Если ты всего этого хочешь, – можешь не приезжать в воскресенье в Семхоз.
Если же ты хочешь другой жизни, то приезжай, я тебя буду ждать на сосновой платформе, на той самой, где я когда-то целовался с Лилей в первый раз ‹…›
Опубликовано в книге Т. А. Жирмунской «Мы – счастливые люди» (М., 1995), с. 213–214.
18 июля 1958. Ленинград
Милая, добрая Тамархен!
Я в Питере, со мной машинка, наброски «Старого дома» [116] , материалы по Лермонтову (знаешь ли, что я хочу писать о Лермонтове [117] ?), я живу в отдельной комнате окном на канал [118] , и мне не пишется что-то. «Мне не спится, не лежится…» Зачем же я уехал, будто кто-то вдруг погнал меня из Москвы? Я хожу по Питеру (здесь так называют Л<енингра>д), и опять восторги, но не те, что были в прошлом году – более глухие, пережитые… Все было, было уже… И потом эти частые радиопередачи о положении в Ливане [119] : все это мало располагает к спокойствию духа.
116
Набросок «Старый дом» напечатан в сборнике «Две ночи» (1986).
117
«Звон брегета». См. наст. изд., с. 88–89 и письмо 10.
118
Квартира Конецкого. См. наст. изд., с. 79.
119
В 1958 году США ввели войска в Ливан.
Здесь еще белые ночи, но уж нет блистания, а полумрак, очень слабый ночной свет.
Думаешь ли ты обо мне? Я скоро уеду отсюда, не знаю только куда – в Псковскую обл. сначала или прямо на Север, на пароходе. Мне хочется почему-то смутиться духом, попечалиться в одиночестве. Я делаюсь в эти минуты лучше, знаешь, такой маленький Юрочка, неизвестно когда родившийся, едет по белу свету, смотрит и поражается его счастью и грусти, и многим жизням и вечному, и мгновенному…
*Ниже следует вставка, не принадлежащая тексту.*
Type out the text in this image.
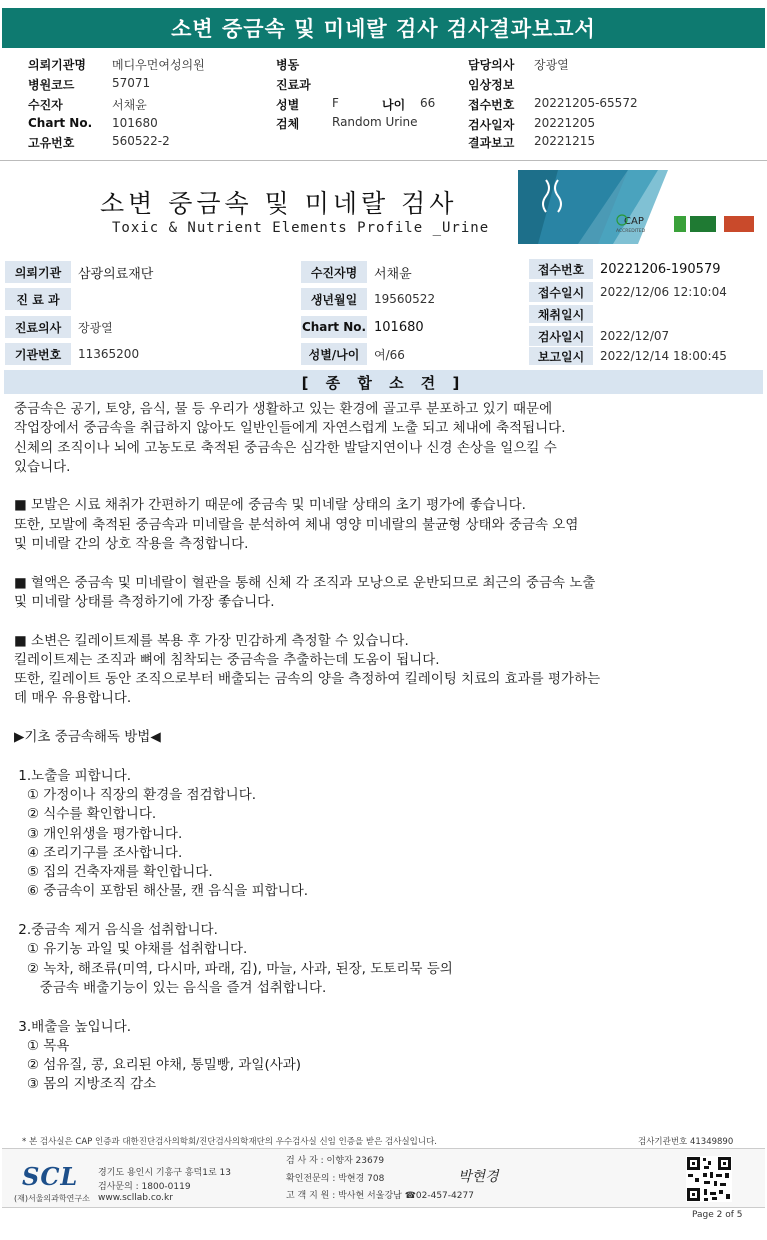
소변 중금속 및 미네랄 검사 검사결과보고서
의뢰기관명 메디우먼여성의원
병원코드	57071
수진자	서채윤
Chart No. 101680
고유번호	560522-2
병동
진료과
성별	F	나이 66
검체	Random Urine
담당의사 장광열
임상정보
접수번호 20221205-65572
검사일자 20221205
결과보고 20221215
소변 중금속 및 미네랄 검사
Toxic & Nutrient Elements Profile _Urine	CAP
ACCREDITED
의뢰기관	삼광의료재단
진 료 과
진료의사	장광열
기관번호	11365200
수진자명	서채윤
생년월일	19560522
Chart No. 101680
성별/나이	여/66
접수번호	20221206-190579
접수일시	2022/12/06 12:10:04
채취일시
검사일시	2022/12/07
보고일시	2022/12/14 18:00:45
[ 종 합 소 견 ]
중금속은 공기, 토양, 음식, 물 등 우리가 생활하고 있는 환경에 골고루 분포하고 있기 때문에
작업장에서 중금속을 취급하지 않아도 일반인들에게 자연스럽게 노출 되고 체내에 축적됩니다.
신체의 조직이나 뇌에 고농도로 축적된 중금속은 심각한 발달지연이나 신경 손상을 일으킬 수
있습니다.
■ 모발은 시료 채취가 간편하기 때문에 중금속 및 미네랄 상태의 초기 평가에 좋습니다.
또한, 모발에 축적된 중금속과 미네랄을 분석하여 체내 영양 미네랄의 불균형 상태와 중금속 오염
및 미네랄 간의 상호 작용을 측정합니다.
■ 혈액은 중금속 및 미네랄이 혈관을 통해 신체 각 조직과 모낭으로 운반되므로 최근의 중금속 노출
및 미네랄 상태를 측정하기에 가장 좋습니다.
■ 소변은 킬레이트제를 복용 후 가장 민감하게 측정할 수 있습니다.
킬레이트제는 조직과 뼈에 침착되는 중금속을 추출하는데 도움이 됩니다.
또한, 킬레이트 동안 조직으로부터 배출되는 금속의 양을 측정하여 킬레이팅 치료의 효과를 평가하는
데 매우 유용합니다.
▶기초 중금속해독 방법◀
1.노출을 피합니다.
① 가정이나 직장의 환경을 점검합니다.
② 식수를 확인합니다.
③ 개인위생을 평가합니다.
④ 조리기구를 조사합니다.
⑤ 집의 건축자재를 확인합니다.
⑥ 중금속이 포함된 해산물, 캔 음식을 피합니다.
2.중금속 제거 음식을 섭취합니다.
① 유기농 과일 및 야채를 섭취합니다.
② 녹차, 해조류(미역, 다시마, 파래, 김), 마늘, 사과, 된장, 도토리묵 등의
중금속 배출기능이 있는 음식을 즐겨 섭취합니다.
3.배출을 높입니다.
① 목욕
② 섬유질, 콩, 요리된 야채, 통밀빵, 과일(사과)
③ 몸의 지방조직 감소
* 본 검사실은 CAP 인증과 대한진단검사의학회/진단검사의학재단의 우수검사실 신임 인증을 받은 검사실입니다.	검사기관번호 41349890
SCL
(재)서울의과학연구소
경기도 용인시 기흥구 흥덕1로 13
검사문의 : 1800-0119
www.scllab.co.kr
검 사 자 : 이향자 23679
확인전문의 : 박현경 708
고 객 지 원 : 박사현 서울강남 ☎02-457-4277
박현경
Page 2 of 5
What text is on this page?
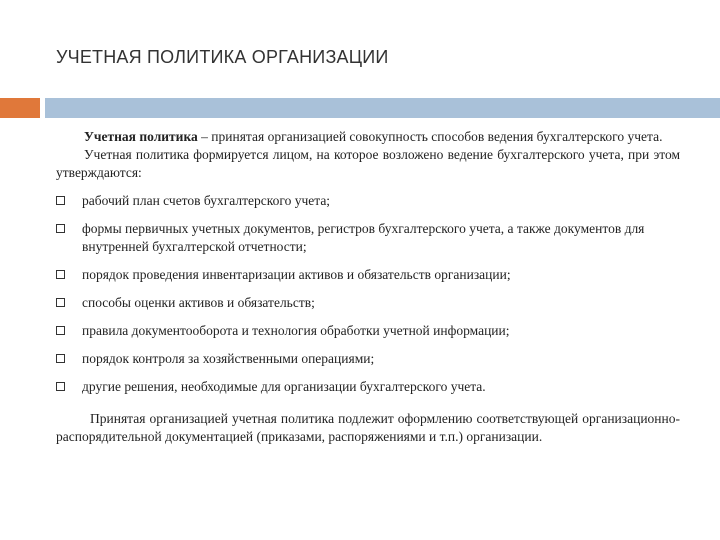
УЧЕТНАЯ ПОЛИТИКА ОРГАНИЗАЦИИ

Учетная политика – принятая организацией совокупность способов ведения бухгалтерского учета.

Учетная политика формируется лицом, на которое возложено ведение бухгалтерского учета, при этом утверждаются:

рабочий план счетов бухгалтерского учета;
формы первичных учетных документов, регистров бухгалтерского учета, а также документов для внутренней бухгалтерской отчетности;
порядок проведения инвентаризации активов и обязательств организации;
способы оценки активов и обязательств;
правила документооборота и технология обработки учетной информации;
порядок контроля за хозяйственными операциями;
другие решения, необходимые для организации бухгалтерского учета.

Принятая организацией учетная политика подлежит оформлению соответствующей организационно-распорядительной документацией (приказами, распоряжениями и т.п.) организации.
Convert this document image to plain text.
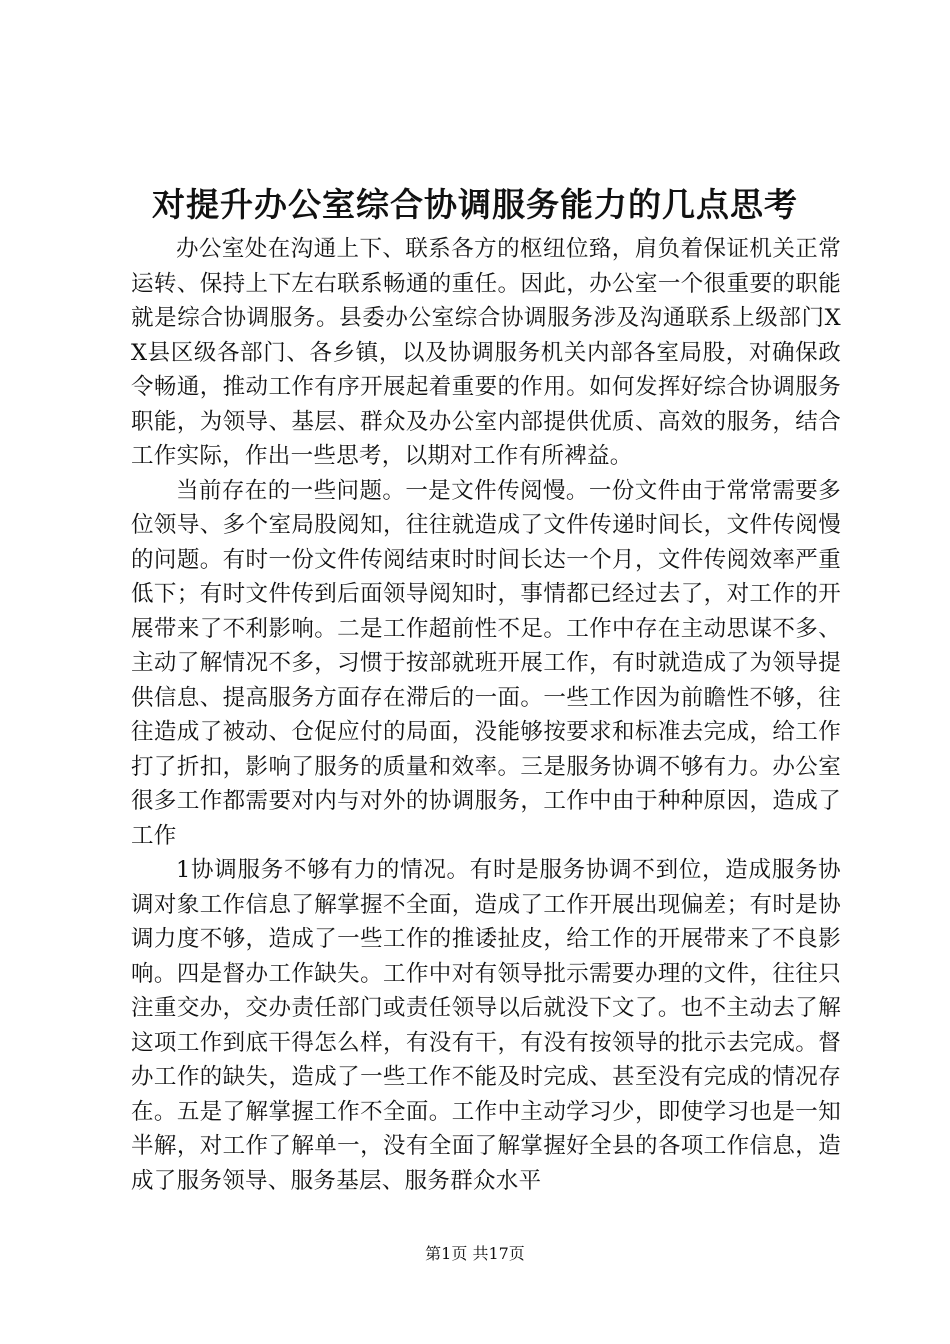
对提升办公室综合协调服务能力的几点思考

办公室处在沟通上下、联系各方的枢纽位臵，肩负着保证机关正常运转、保持上下左右联系畅通的重任。因此，办公室一个很重要的职能就是综合协调服务。县委办公室综合协调服务涉及沟通联系上级部门XX县区级各部门、各乡镇，以及协调服务机关内部各室局股，对确保政令畅通，推动工作有序开展起着重要的作用。如何发挥好综合协调服务职能，为领导、基层、群众及办公室内部提供优质、高效的服务，结合工作实际，作出一些思考，以期对工作有所裨益。

当前存在的一些问题。一是文件传阅慢。一份文件由于常常需要多位领导、多个室局股阅知，往往就造成了文件传递时间长，文件传阅慢的问题。有时一份文件传阅结束时时间长达一个月，文件传阅效率严重低下；有时文件传到后面领导阅知时，事情都已经过去了，对工作的开展带来了不利影响。二是工作超前性不足。工作中存在主动思谋不多、主动了解情况不多，习惯于按部就班开展工作，有时就造成了为领导提供信息、提高服务方面存在滞后的一面。一些工作因为前瞻性不够，往往造成了被动、仓促应付的局面，没能够按要求和标准去完成，给工作打了折扣，影响了服务的质量和效率。三是服务协调不够有力。办公室很多工作都需要对内与对外的协调服务，工作中由于种种原因，造成了工作

1协调服务不够有力的情况。有时是服务协调不到位，造成服务协调对象工作信息了解掌握不全面，造成了工作开展出现偏差；有时是协调力度不够，造成了一些工作的推诿扯皮，给工作的开展带来了不良影响。四是督办工作缺失。工作中对有领导批示需要办理的文件，往往只注重交办，交办责任部门或责任领导以后就没下文了。也不主动去了解这项工作到底干得怎么样，有没有干，有没有按领导的批示去完成。督办工作的缺失，造成了一些工作不能及时完成、甚至没有完成的情况存在。五是了解掌握工作不全面。工作中主动学习少，即使学习也是一知半解，对工作了解单一，没有全面了解掌握好全县的各项工作信息，造成了服务领导、服务基层、服务群众水平

第1页 共17页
Я сейчас подумал, что как, в сущности, люблю я людей и как не могу без них и что если даже не люблю, ненавижу, то все равно из-за любви к ним. Значит, как же несправедливы ругающие меня и как, верно, долго мне терпеть все это.
Только что слушал Югославию: идет высадка английских войск в Иорданию, продолжается высадка американцев в Ливан. Словом, повторяется прошлогодняя египетская история, а кончится ли она мирно или нам всем придется поплакать – бог весть.
Пойду сейчас опускать тебе это письмо и бродить по городу. Все меня смущает, чего мне надо – не знаю, знаю только, что где-то есть ты, и если у нас будет все хорошо, когда-нибудь вернусь к тебе, как бумеранг. (Хотел написать: как свет возвращается к звезде – неверно; хотел написать: как сын к матери – слишком возвышенно; и остановился на бумеранге. Пусть я буду бумерангом. Пусть я буду пчелой, приносящей тебе мед мира и любви. И пусть я никогда не ужалю твою благотворящую руку.)
Я вспомнил сейчас запах твоей кожи и вкус твоих губ. И странно, как иногда бываешь ничтожен перед происходящим на земле, как остро и горько чувствуешь это, что ты мизерабль. Но зато и не существует же весь остальной мир, кроме вздоха любимой женщины, и только она и ты, а другое – необязательные пустяки. Весь секрет в том, – надолго ли? Хорошо бы – надолго, навсегда…
Если хочешь написать мне, пиши не откладывая. А то я могу уехать и не получить твоего письма. Я перечел сейчас свое письмо, вижу, что оно получилось грустным, но не буду переписывать. Ты же не особенно думай над тем, что оно грустно, а что я скучаю по тебе. Грусть же тяжка и требует сочувствия тогда только, когда она вызвана внешними тяжелыми причинами. Если же она внутренна, то это не страшно, пройдет, как – помнишь? – прошли Азорские острова.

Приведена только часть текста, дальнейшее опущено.